Cassiano Trovão, professor do Departamento de Economia da Universidade Federal do Rio Grande do Norte (UFRN), ressaltou que a sustentabilidade e descarbonização incorporadas ao acordo representam desafios e oportunidades para produção consciente. “O impacto para a indústria brasileira é o ponto mais sensível. O caso da Zona Franca de Manaus é emblemático, pois baseia-se em incentivos fiscais. Se as tarifas de importação caírem drasticamente, a vantagem competitiva da zona franca pode ser enfraquecida”, concluiu. “De todo modo, o que importa é como o país irá aproveitar as oportunidades e enfrentar os desafios dessa relação repaginada com a UE”, disse.

Impactos e alertas socioeconômicos

Trovão destacou que o agronegócio será um dos setores mais beneficiados pela eliminação ou redução de tarifas, abrangendo suco de laranja, soja, carne e açúcar. “Em um contexto em que a UE procura reduzir a dependência da China para minerais críticos, o Brasil pode ganhar um mercado com demanda em expansão para insumos da transição energética”, explicou.

O professor enfatizou, porém, que a forma de inserção do Brasil no comércio europeu determinará os efeitos reais. “O desafio será se exportará material bruto sem planejamento ou se planejará uma relação que privilegie o adensamento de cadeias de produção doméstica, agregando valor e gerando emprego e renda internamente”, disse Trovão.

Ele também apontou riscos para a Indústria de Transformação, que poderá enfrentar concorrência direta de empresas europeias em setores como automotivo, químicos e máquinas. “Isso pode baratear produtos importados, beneficiando consumidores, mas prejudicar trabalhadores locais e a balança comercial, pressionando o câmbio”, alertou.
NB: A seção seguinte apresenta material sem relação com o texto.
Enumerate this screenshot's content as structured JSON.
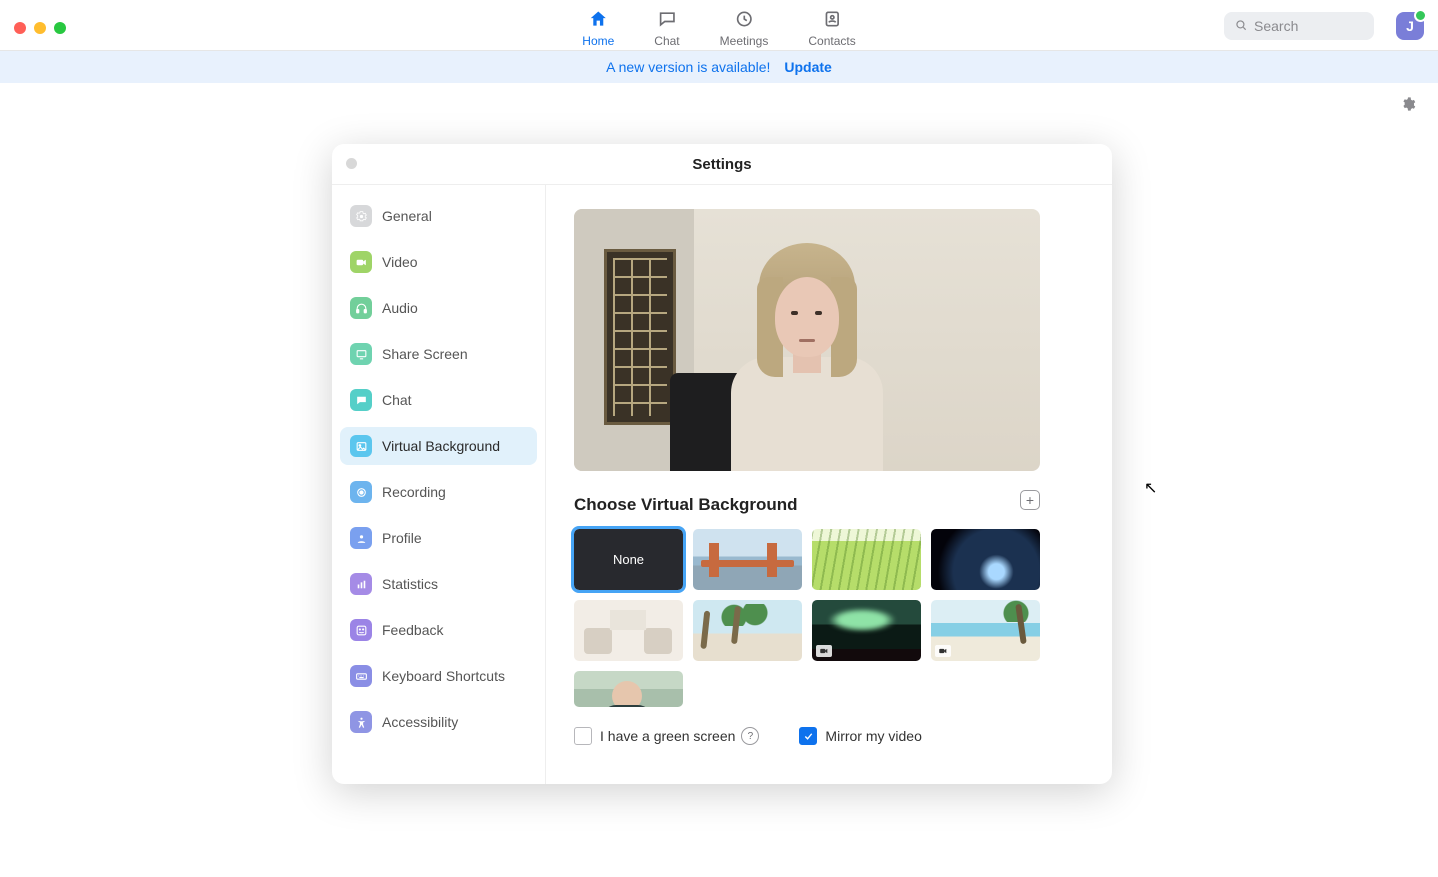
{
  "colors": {
    "accent": "#0e72ed"
  },
  "tabs": [
    {
      "id": "home",
      "label": "Home",
      "active": true
    },
    {
      "id": "chat",
      "label": "Chat",
      "active": false
    },
    {
      "id": "meetings",
      "label": "Meetings",
      "active": false
    },
    {
      "id": "contacts",
      "label": "Contacts",
      "active": false
    }
  ],
  "search": {
    "placeholder": "Search"
  },
  "avatar": {
    "initial": "J"
  },
  "banner": {
    "message": "A new version is available!",
    "action": "Update"
  },
  "settings": {
    "title": "Settings",
    "sidebar": [
      {
        "id": "general",
        "label": "General",
        "icon": "gear",
        "color": "#d7d8da",
        "active": false
      },
      {
        "id": "video",
        "label": "Video",
        "icon": "video",
        "color": "#9fd467",
        "active": false
      },
      {
        "id": "audio",
        "label": "Audio",
        "icon": "headphones",
        "color": "#72cf9a",
        "active": false
      },
      {
        "id": "share",
        "label": "Share Screen",
        "icon": "screen",
        "color": "#6fd3b0",
        "active": false
      },
      {
        "id": "chat",
        "label": "Chat",
        "icon": "chat",
        "color": "#55cfc8",
        "active": false
      },
      {
        "id": "vbg",
        "label": "Virtual Background",
        "icon": "image",
        "color": "#5bc6ee",
        "active": true
      },
      {
        "id": "recording",
        "label": "Recording",
        "icon": "record",
        "color": "#6db4ee",
        "active": false
      },
      {
        "id": "profile",
        "label": "Profile",
        "icon": "person",
        "color": "#7aa0ef",
        "active": false
      },
      {
        "id": "statistics",
        "label": "Statistics",
        "icon": "stats",
        "color": "#a58be6",
        "active": false
      },
      {
        "id": "feedback",
        "label": "Feedback",
        "icon": "smile",
        "color": "#9b84e6",
        "active": false
      },
      {
        "id": "shortcuts",
        "label": "Keyboard Shortcuts",
        "icon": "keyboard",
        "color": "#8a8ee5",
        "active": false
      },
      {
        "id": "accessibility",
        "label": "Accessibility",
        "icon": "accessibility",
        "color": "#8f95e4",
        "active": false
      }
    ],
    "vbg": {
      "section_title": "Choose Virtual Background",
      "add_tooltip": "Add Image or Video",
      "none_label": "None",
      "backgrounds": [
        {
          "id": "none",
          "type": "none",
          "selected": true
        },
        {
          "id": "bridge",
          "type": "image",
          "selected": false
        },
        {
          "id": "grass",
          "type": "image",
          "selected": false
        },
        {
          "id": "space",
          "type": "image",
          "selected": false
        },
        {
          "id": "office",
          "type": "image",
          "selected": false
        },
        {
          "id": "palm1",
          "type": "image",
          "selected": false
        },
        {
          "id": "aurora",
          "type": "video",
          "selected": false
        },
        {
          "id": "beach",
          "type": "video",
          "selected": false
        },
        {
          "id": "user",
          "type": "image",
          "selected": false
        }
      ],
      "green_screen": {
        "label": "I have a green screen",
        "checked": false
      },
      "mirror": {
        "label": "Mirror my video",
        "checked": true
      }
    }
  }
}
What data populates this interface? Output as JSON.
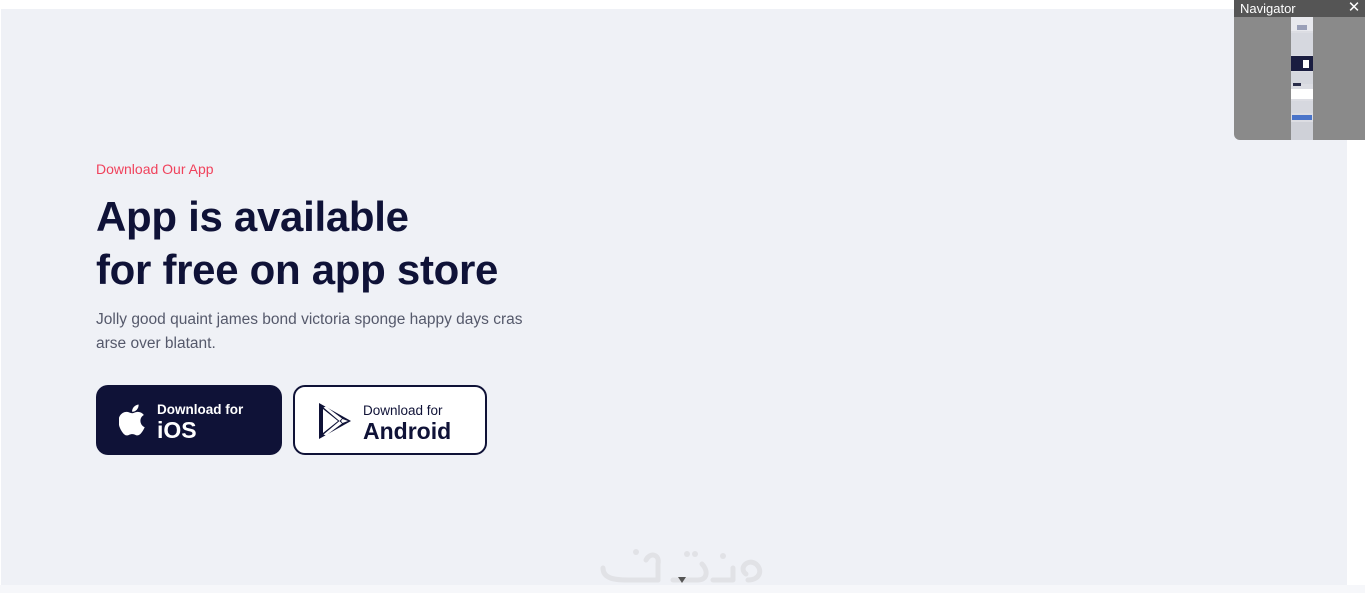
{
  "app_section": {
    "eyebrow": "Download Our App",
    "headline_line1": "App is available",
    "headline_line2": "for free on app store",
    "description": "Jolly good quaint james bond victoria sponge happy days cras arse over blatant."
  },
  "buttons": {
    "ios": {
      "small_label": "Download for",
      "big_label": "iOS",
      "icon": "apple-icon"
    },
    "android": {
      "small_label": "Download for",
      "big_label": "Android",
      "icon": "google-play-icon"
    }
  },
  "navigator": {
    "title": "Navigator",
    "close_icon": "close-icon"
  },
  "colors": {
    "accent": "#f0425c",
    "navy": "#0f1237",
    "section_bg": "#eff1f6",
    "body_text": "#55596b"
  }
}
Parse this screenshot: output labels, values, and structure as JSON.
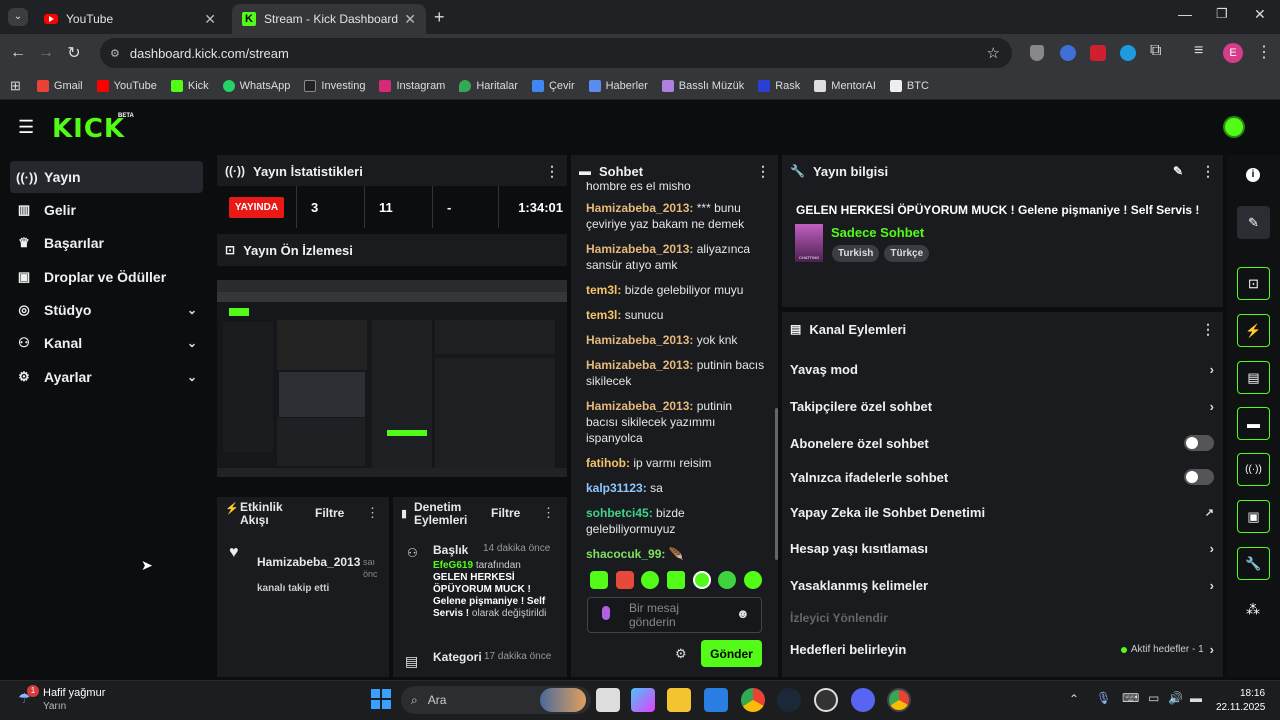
{
  "browser": {
    "tabs": [
      {
        "label": "YouTube"
      },
      {
        "label": "Stream - Kick Dashboard"
      }
    ],
    "url": "dashboard.kick.com/stream",
    "profile_initial": "E",
    "bookmarks": [
      "Gmail",
      "YouTube",
      "Kick",
      "WhatsApp",
      "Investing",
      "Instagram",
      "Haritalar",
      "Çevir",
      "Haberler",
      "Basslı Müzük",
      "Rask",
      "MentorAI",
      "BTC"
    ]
  },
  "kick": {
    "logo": "KICK",
    "beta": "BETA"
  },
  "sidebar": {
    "items": [
      {
        "label": "Yayın",
        "icon": "broadcast-icon"
      },
      {
        "label": "Gelir",
        "icon": "chart-icon"
      },
      {
        "label": "Başarılar",
        "icon": "trophy-icon"
      },
      {
        "label": "Droplar ve Ödüller",
        "icon": "gift-icon"
      },
      {
        "label": "Stüdyo",
        "icon": "camera-icon"
      },
      {
        "label": "Kanal",
        "icon": "users-icon"
      },
      {
        "label": "Ayarlar",
        "icon": "gear-icon"
      }
    ]
  },
  "stats": {
    "title": "Yayın İstatistikleri",
    "live": "YAYINDA",
    "viewers": "3",
    "followers": "11",
    "subs": "-",
    "uptime": "1:34:01"
  },
  "preview": {
    "title": "Yayın Ön İzlemesi"
  },
  "activity": {
    "title": "Etkinlik Akışı",
    "filter": "Filtre",
    "user": "Hamizabeba_2013",
    "suffix": "saı önc",
    "desc": "kanalı takip etti"
  },
  "mod": {
    "title": "Denetim Eylemleri",
    "filter": "Filtre",
    "items": [
      {
        "title": "Başlık",
        "time": "14 dakika önce",
        "user": "EfeG619",
        "by": "tarafından",
        "text": "GELEN HERKESİ ÖPÜYORUM MUCK ! Gelene pişmaniye ! Self Servis !",
        "suffix": "olarak değiştirildi"
      },
      {
        "title": "Kategori",
        "time": "17 dakika önce"
      }
    ]
  },
  "chat": {
    "title": "Sohbet",
    "messages": [
      {
        "user": "",
        "text": "hombre es el misho",
        "cls": ""
      },
      {
        "user": "Hamizabeba_2013:",
        "text": "*** bunu çeviriye yaz bakam ne demek",
        "cls": "u1"
      },
      {
        "user": "Hamizabeba_2013:",
        "text": "aliyazınca sansür atıyo amk",
        "cls": "u1"
      },
      {
        "user": "tem3l:",
        "text": "bizde gelebiliyor muyu",
        "cls": "u5"
      },
      {
        "user": "tem3l:",
        "text": "sunucu",
        "cls": "u5"
      },
      {
        "user": "Hamizabeba_2013:",
        "text": "yok knk",
        "cls": "u1"
      },
      {
        "user": "Hamizabeba_2013:",
        "text": "putinin bacıs sikilecek",
        "cls": "u1"
      },
      {
        "user": "Hamizabeba_2013:",
        "text": "putinin bacısı sikilecek yazımmı ispanyolca",
        "cls": "u1"
      },
      {
        "user": "fatihob:",
        "text": "ip varmı reisim",
        "cls": "u5"
      },
      {
        "user": "kalp31123:",
        "text": "sa",
        "cls": "u3"
      },
      {
        "user": "sohbetci45:",
        "text": "bizde gelebiliyormuyuz",
        "cls": "u4"
      },
      {
        "user": "shacocuk_99:",
        "text": "",
        "cls": "u2"
      }
    ],
    "placeholder": "Bir mesaj gönderin",
    "send": "Gönder"
  },
  "info": {
    "title": "Yayın bilgisi",
    "stream_title": "GELEN HERKESİ ÖPÜYORUM MUCK ! Gelene pişmaniye ! Self Servis !",
    "category": "Sadece Sohbet",
    "tags": [
      "Turkish",
      "Türkçe"
    ],
    "thumb_text": "CHATTING"
  },
  "actions": {
    "title": "Kanal Eylemleri",
    "rows": [
      {
        "label": "Yavaş mod",
        "kind": "chevron"
      },
      {
        "label": "Takipçilere özel sohbet",
        "kind": "chevron"
      },
      {
        "label": "Abonelere özel sohbet",
        "kind": "toggle"
      },
      {
        "label": "Yalnızca ifadelerle sohbet",
        "kind": "toggle"
      },
      {
        "label": "Yapay Zeka ile Sohbet Denetimi",
        "kind": "external"
      },
      {
        "label": "Hesap yaşı kısıtlaması",
        "kind": "chevron"
      },
      {
        "label": "Yasaklanmış kelimeler",
        "kind": "chevron"
      }
    ],
    "section": "İzleyici Yönlendir",
    "goals": "Hedefleri belirleyin",
    "goals_status": "Aktif hedefler - 1"
  },
  "taskbar": {
    "weather_title": "Hafif yağmur",
    "weather_sub": "Yarın",
    "search": "Ara",
    "time": "18:16",
    "date": "22.11.2025",
    "badge": "1"
  },
  "colors": {
    "kick_green": "#53fc18",
    "live_red": "#e91916"
  }
}
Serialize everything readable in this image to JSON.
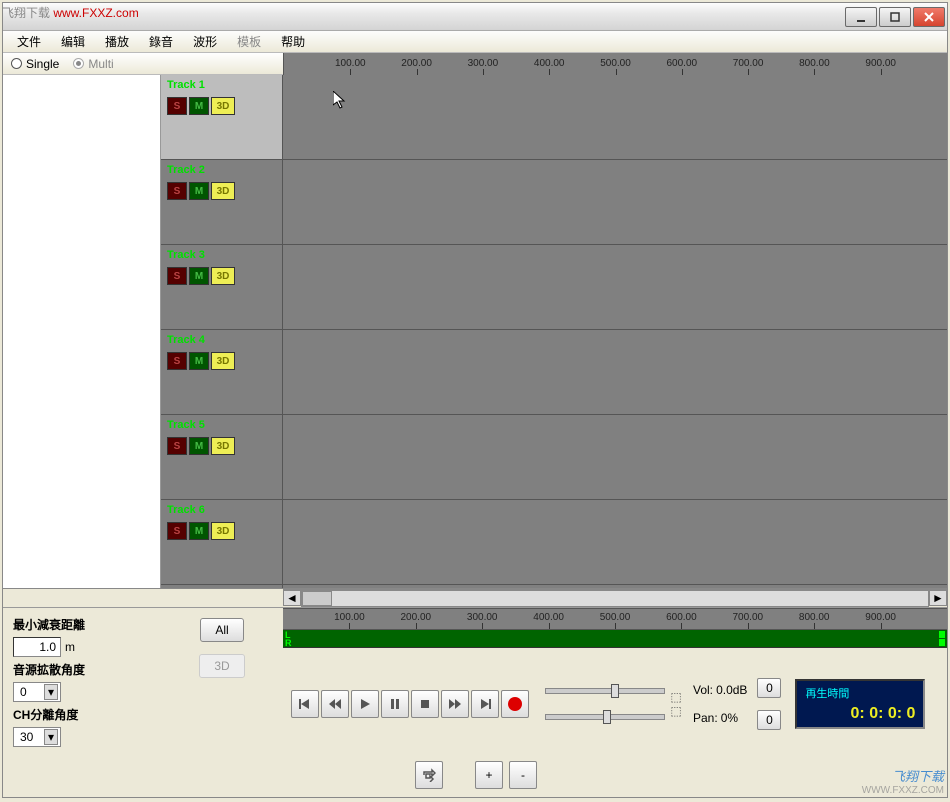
{
  "watermark_top": {
    "prefix": "飞翔下载 ",
    "url": "www.FXXZ.com"
  },
  "menu": {
    "file": "文件",
    "edit": "编辑",
    "play": "播放",
    "record": "錄音",
    "wave": "波形",
    "template": "模板",
    "help": "帮助"
  },
  "mode": {
    "single": "Single",
    "multi": "Multi"
  },
  "ruler_ticks": [
    "100.00",
    "200.00",
    "300.00",
    "400.00",
    "500.00",
    "600.00",
    "700.00",
    "800.00",
    "900.00"
  ],
  "tracks": [
    {
      "name": "Track 1"
    },
    {
      "name": "Track 2"
    },
    {
      "name": "Track 3"
    },
    {
      "name": "Track 4"
    },
    {
      "name": "Track 5"
    },
    {
      "name": "Track 6"
    }
  ],
  "track_btn": {
    "s": "S",
    "m": "M",
    "d3": "3D"
  },
  "controls": {
    "min_decay": "最小減衰距離",
    "min_decay_val": "1.0",
    "min_decay_unit": "m",
    "spread": "音源拡散角度",
    "spread_val": "0",
    "ch_sep": "CH分離角度",
    "ch_sep_val": "30",
    "all": "All",
    "d3": "3D"
  },
  "meters": {
    "l": "L",
    "r": "R"
  },
  "transport": {
    "vol_label": "Vol:",
    "vol_val": "0.0dB",
    "vol_zero": "0",
    "pan_label": "Pan:",
    "pan_val": "0%",
    "pan_zero": "0",
    "plus": "+",
    "minus": "-"
  },
  "time": {
    "title": "再生時間",
    "value": "0: 0: 0: 0"
  },
  "watermark_br": {
    "name": "飞翔下载",
    "url": "WWW.FXXZ.COM"
  }
}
Segundo Trovão, as regiões do Centro-Oeste e Matopiba podem ver aumento de renda e emprego, enquanto Sul e Sudeste enfrentam risco de fechamento de postos de trabalho, demandando políticas de inovação e qualificação profissional.

Sobre o acordo

O acordo Mercosul–União Europeia teve suas negociações iniciadas em 1999, mas só em 2019 foi anunciado um texto final, após mais de 25 anos de idas e vindas entre os blocos. Ele representa um dos maiores tratados comerciais da história moderna, envolvendo cerca de 780 milhões de pessoas e trilhões de dólares em PIB, e busca integrar mercados, reduzir tarifas e criar regras mais previsíveis para comércio e investimentos.

Na prática, trata-se de uma parceria comercial e estratégica entre os quatro países do Mercosul e os 27 da UE. Ele reduz ou elimina tarifas de importação em diversos produtos, facilitando o comércio bilateral. Isso significa que produtos brasileiros, como carne e soja, terão mais acesso ao mercado europeu, enquanto produtos europeus, como automóveis, eletroeletrônicos e vinhos, podem entrar mais facilmente no Mercosul.